As for Abel Ferrara’s 1993 version, which I watched earlier this year: YMMV, but I found it a bit of a hot mess lacking in any of the usual qualities that make Ferrara interesting most of the time.* The politics, I think, are supposed to be a critique of GHW Bush’s America, the militarism that led to the first Iraq War and the hypocrisy baked through the “family values” of the Reagan/Bush era, but I don’t think any of it ever really clicks together. It may entirely be a matter of Ferrara struggling to imprint his sensibilities about matters like faith and ethics onto somebody else’s adaptation of somebody else’s story for somebody else’s production (it’s one of Ferrara’s few major studio projects, and he’s almost definitely one of those filmmakers whose eccentricities and preoccupations make him indie to the core).

_____

*Typically, Ferrara is interesting even when your immediate reaction when the credits roll is “What did I just watch?” (David Lynch is another director whose work is like that.) Body Snatchers somehow fails to even be all that interesting, alas.

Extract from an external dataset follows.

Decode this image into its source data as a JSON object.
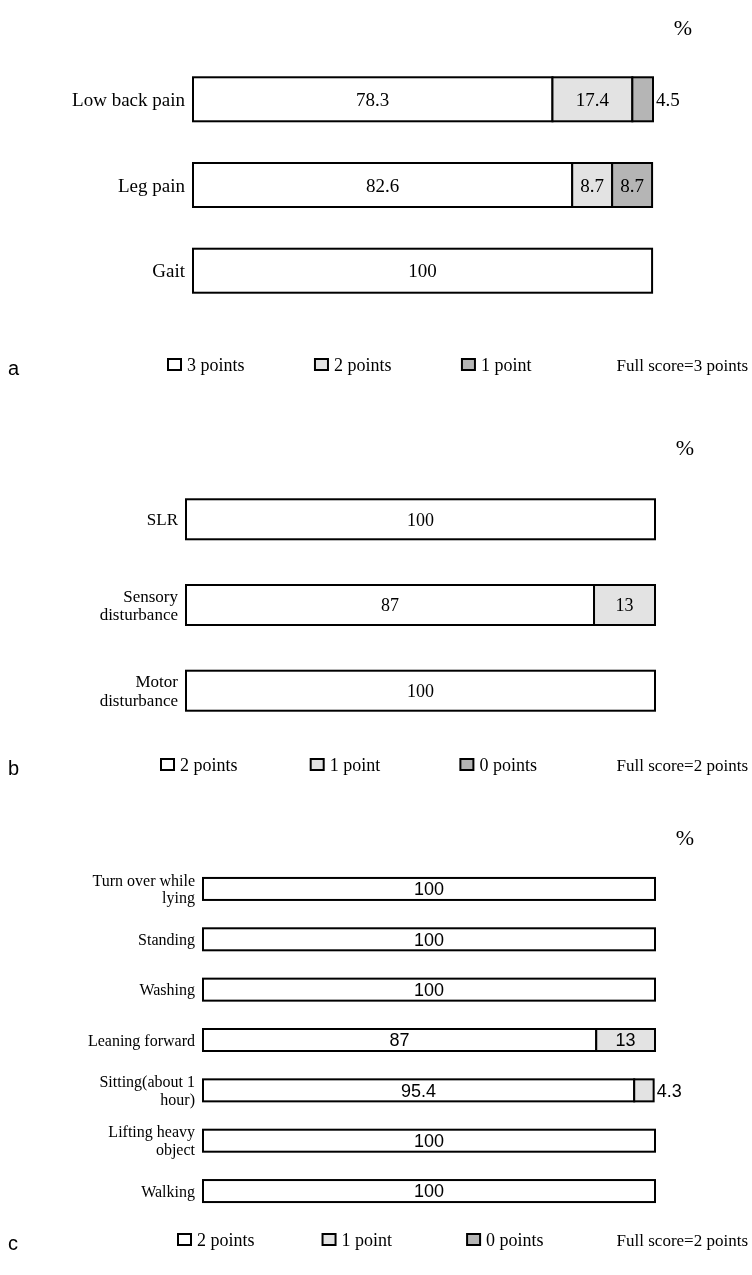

Last edited 1 year ago by eric
Eli
Eli
1 year ago

Great piece. I especially liked your comments about urban community; I’ve seen other critics talk about the ’78 movie as if it was out to make city life look scary and anonymous from the start, and I think your take is way more accurate.

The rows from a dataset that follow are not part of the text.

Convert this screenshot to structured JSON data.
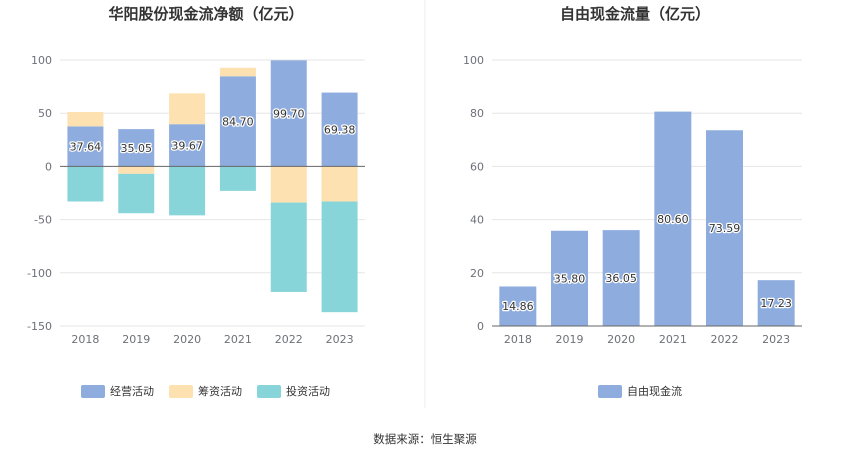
{
  "source": "数据来源：恒生聚源",
  "colors": {
    "operating": "#8eadde",
    "financing": "#fde1b0",
    "investing": "#88d5d9",
    "free": "#8eadde",
    "grid": "#e6e6e6",
    "axis": "#666666"
  },
  "chart_data": [
    {
      "type": "bar",
      "stacked": true,
      "title": "华阳股份现金流净额（亿元）",
      "categories": [
        "2018",
        "2019",
        "2020",
        "2021",
        "2022",
        "2023"
      ],
      "ylim": [
        -150,
        100
      ],
      "yticks": [
        100,
        50,
        0,
        -50,
        -100,
        -150
      ],
      "legend_position": "bottom",
      "series": [
        {
          "name": "经营活动",
          "key": "operating",
          "values": [
            37.64,
            35.05,
            39.67,
            84.7,
            99.7,
            69.38
          ],
          "labels": [
            "37.64",
            "35.05",
            "39.67",
            "84.70",
            "99.70",
            "69.38"
          ]
        },
        {
          "name": "筹资活动",
          "key": "financing",
          "values": [
            13.5,
            -7,
            29,
            8,
            -34,
            -33
          ]
        },
        {
          "name": "投资活动",
          "key": "investing",
          "values": [
            -33,
            -37,
            -46,
            -23,
            -84,
            -104
          ]
        }
      ]
    },
    {
      "type": "bar",
      "title": "自由现金流量（亿元）",
      "categories": [
        "2018",
        "2019",
        "2020",
        "2021",
        "2022",
        "2023"
      ],
      "ylim": [
        0,
        100
      ],
      "yticks": [
        100,
        80,
        60,
        40,
        20,
        0
      ],
      "legend_position": "bottom",
      "series": [
        {
          "name": "自由现金流",
          "key": "free",
          "values": [
            14.86,
            35.8,
            36.05,
            80.6,
            73.59,
            17.23
          ],
          "labels": [
            "14.86",
            "35.80",
            "36.05",
            "80.60",
            "73.59",
            "17.23"
          ]
        }
      ]
    }
  ]
}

I was lucky to see Kaufman speak at a screening of the movie in SF about 10 years ago. It was delightful— he seemed to have absolutely loved making it, and made it sound like the cast was very into it as well. And the way he talked about the city also makes me think your interpretation is right on. (I don’t remember the details though, wish I’d taken notes!!)

Saw the Ferrara remake, didn’t get a whole lot out of it— setting it on a military base was different at least, but if that was meant to make a point about conformity it was not much of a point IMO— fairly good-looking creepy movie though.

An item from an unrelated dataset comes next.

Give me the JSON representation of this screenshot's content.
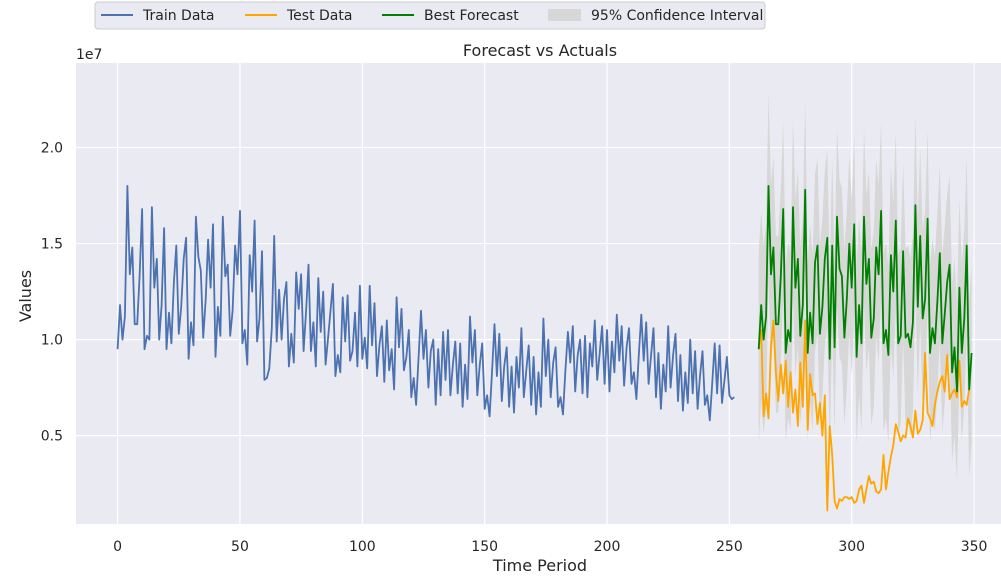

The most recent take on it that I’ve seen is Edgar Wright’s The World’s End. The confrontation with the aliens at the end of that is a very direct homage to Finney’s book, which is hard to pull off because that type of “You humans just value freedom too much, this isn’t worth the trouble” thing can come across as a self-congratulatory cliché from an earlier period of SF, but I think Wright makes it work by playing it as exasperated comedy in kind of a Douglas Adams mode, & also by his choice of what happens next.

rmendes42
1 year ago

I watched the 70’s version earlier in the year, I’m still amazed that I didn’t get spoiled by the end. I mean, I had seen the meme, but didn’t realize what it meant until I got to the end. I’ve heard people saying that the 70s movie is better than the 50s. As I watched the 50s version I couldn’t understand why and then that ending – I figured that was why people preferred the 70s version. I’m happy to learn that the 50s ending wasn’t planned by the director. It’s sp out of left field, it makes no sense. I didn’t have an issue with the framing because I was sure that the framing was going to be used at the end to reinforce the hopelessness of it all. I kept expecting that the end would be something like the doctors saying they believed Bennel and that they would call some people and ask for help and tell Bennel he could finally rest and he would go to sleep; and then the final shoot would be the doctors putting a pod near him and closing the door.

gherlone
1 year ago

I am way behind. life caught up and I’ve not been able to watch the movies in a timely fashion. that said, I did watch both of these movies one weekend when I was actually ahead of the film club game momentarily. they are both excellent, but starkly different. I loved the sense of hope in the earlier film more than the shocker ending of the latter, but both were superbly executed and were perfect for their setting and time. the 1978 film’s television ads made me the child skittish about the twilight and the dark for a while. that may be why I left it so long to watch these. wish I’d gotten to it sooner.